Once again, I found and open spot on the sidelines to set my chair. This week I was surrounded by parents and grandparents of our team. The moment the whistle blew the commentary began. The grandfather did not stop talking the entire one-hour game. “They need to run to the ball. Look at the other team, they are running to the ball. They need to kick the ball forward not backward. Look at the other teams goalie, she should have brought a lawn chair. They need to run. The coaches need to be harder on the girls. Kick the ball forward.” Repeat over and over again.

Our team was losing at least 8-0 with only a few minutes left in the game. The other team was excited and seemed to become increasingly aggressive. At one point, an 11-year-old girl on the opposing team shouted, “Show No Mercy!”. A moment later, our goalie was hit in the face with the ball and an opposing player knocked her down. The goalie had to leave the game with an ice pack.

What do you think of the “Show No Mercy!” comment? Do you have any youth soccer stories to share?


Sis said...

You could not pay me to sit at a soccer game. Never in a million years.

These old farts need to get off their a** and do something on their own instead of living through their children/grandchildren.

Narda said...

The best comment I can make on the subject:

Felicia said...

Wow. My son played soccer so long ago (about 11 years back) and I really don't remember the sideline convo, but my hubby-to-be coaches track and used to also coach football. We go to lots of sporting events and are usually amazed by the commentary! Some folks literally stomp around and demand that the team hit harder (football) or use their elbows more (on track relays) but are also the first ones complaining when their little Johnny or Suzie get whacked.

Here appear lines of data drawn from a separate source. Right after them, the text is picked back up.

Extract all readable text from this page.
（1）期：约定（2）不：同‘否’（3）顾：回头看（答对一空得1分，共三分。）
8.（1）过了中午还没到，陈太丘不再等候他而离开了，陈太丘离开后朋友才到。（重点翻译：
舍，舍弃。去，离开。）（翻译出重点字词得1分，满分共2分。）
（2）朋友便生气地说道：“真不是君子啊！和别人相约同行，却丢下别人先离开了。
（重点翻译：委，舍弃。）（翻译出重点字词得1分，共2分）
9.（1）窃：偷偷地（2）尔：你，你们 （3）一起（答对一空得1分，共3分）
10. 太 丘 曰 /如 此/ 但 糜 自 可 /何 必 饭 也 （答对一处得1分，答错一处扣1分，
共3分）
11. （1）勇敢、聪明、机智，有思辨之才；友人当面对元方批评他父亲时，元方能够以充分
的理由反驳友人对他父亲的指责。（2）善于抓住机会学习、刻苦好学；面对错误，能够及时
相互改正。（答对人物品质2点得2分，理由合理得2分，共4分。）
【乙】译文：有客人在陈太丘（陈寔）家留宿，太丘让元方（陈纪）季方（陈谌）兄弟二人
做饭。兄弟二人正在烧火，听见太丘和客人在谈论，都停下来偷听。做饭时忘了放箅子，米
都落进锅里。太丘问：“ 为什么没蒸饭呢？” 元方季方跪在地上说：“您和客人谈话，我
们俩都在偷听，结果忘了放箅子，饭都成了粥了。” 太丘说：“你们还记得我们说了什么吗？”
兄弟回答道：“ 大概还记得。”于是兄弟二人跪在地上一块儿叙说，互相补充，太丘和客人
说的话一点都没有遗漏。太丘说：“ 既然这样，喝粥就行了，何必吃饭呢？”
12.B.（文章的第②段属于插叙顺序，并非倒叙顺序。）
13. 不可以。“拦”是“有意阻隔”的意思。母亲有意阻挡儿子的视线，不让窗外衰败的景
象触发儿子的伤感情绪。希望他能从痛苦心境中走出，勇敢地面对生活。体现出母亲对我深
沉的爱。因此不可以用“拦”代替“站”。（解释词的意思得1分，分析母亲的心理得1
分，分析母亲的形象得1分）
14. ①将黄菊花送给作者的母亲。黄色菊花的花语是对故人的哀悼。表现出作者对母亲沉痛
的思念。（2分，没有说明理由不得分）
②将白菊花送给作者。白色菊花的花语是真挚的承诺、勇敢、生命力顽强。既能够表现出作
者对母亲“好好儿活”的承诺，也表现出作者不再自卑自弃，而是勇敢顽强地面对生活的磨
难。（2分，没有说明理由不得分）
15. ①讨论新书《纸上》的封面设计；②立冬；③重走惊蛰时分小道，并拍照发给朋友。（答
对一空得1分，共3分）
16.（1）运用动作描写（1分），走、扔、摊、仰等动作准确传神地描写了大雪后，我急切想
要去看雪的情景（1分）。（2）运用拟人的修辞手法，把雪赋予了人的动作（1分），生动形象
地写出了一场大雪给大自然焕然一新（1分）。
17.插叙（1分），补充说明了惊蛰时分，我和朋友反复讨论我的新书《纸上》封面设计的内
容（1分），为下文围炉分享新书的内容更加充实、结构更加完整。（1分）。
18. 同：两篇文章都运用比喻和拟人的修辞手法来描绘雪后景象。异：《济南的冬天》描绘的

Show no mercy?!? Seriously?!? What do pre-teens in a game/sport that is supposed to be about fun and sportsmanship need with the Navy S.E.A.L slogan?

Rick Matz said...

The biggest problem with youth sports is the parents.

Anonymous said...

I'll second Rick's comment by also adding those parents who are unknowledgeable of their child(ren)'s sport.

Show no mercy? I support that people need outlets for extreme energy/aggression but for an pre-juvenile team? Someone bring in the pros please.

Michele said...

Thank you for your comments!

Sis: It gets ugly on the sidelines.

Narda: Shocking video!

Felicia: The sideline commentary is out of hand. If only I could find a nice quiet place to sit...

Rick: Agreed!

TAA: Good point! Many parents complain about the game and do not know the rules.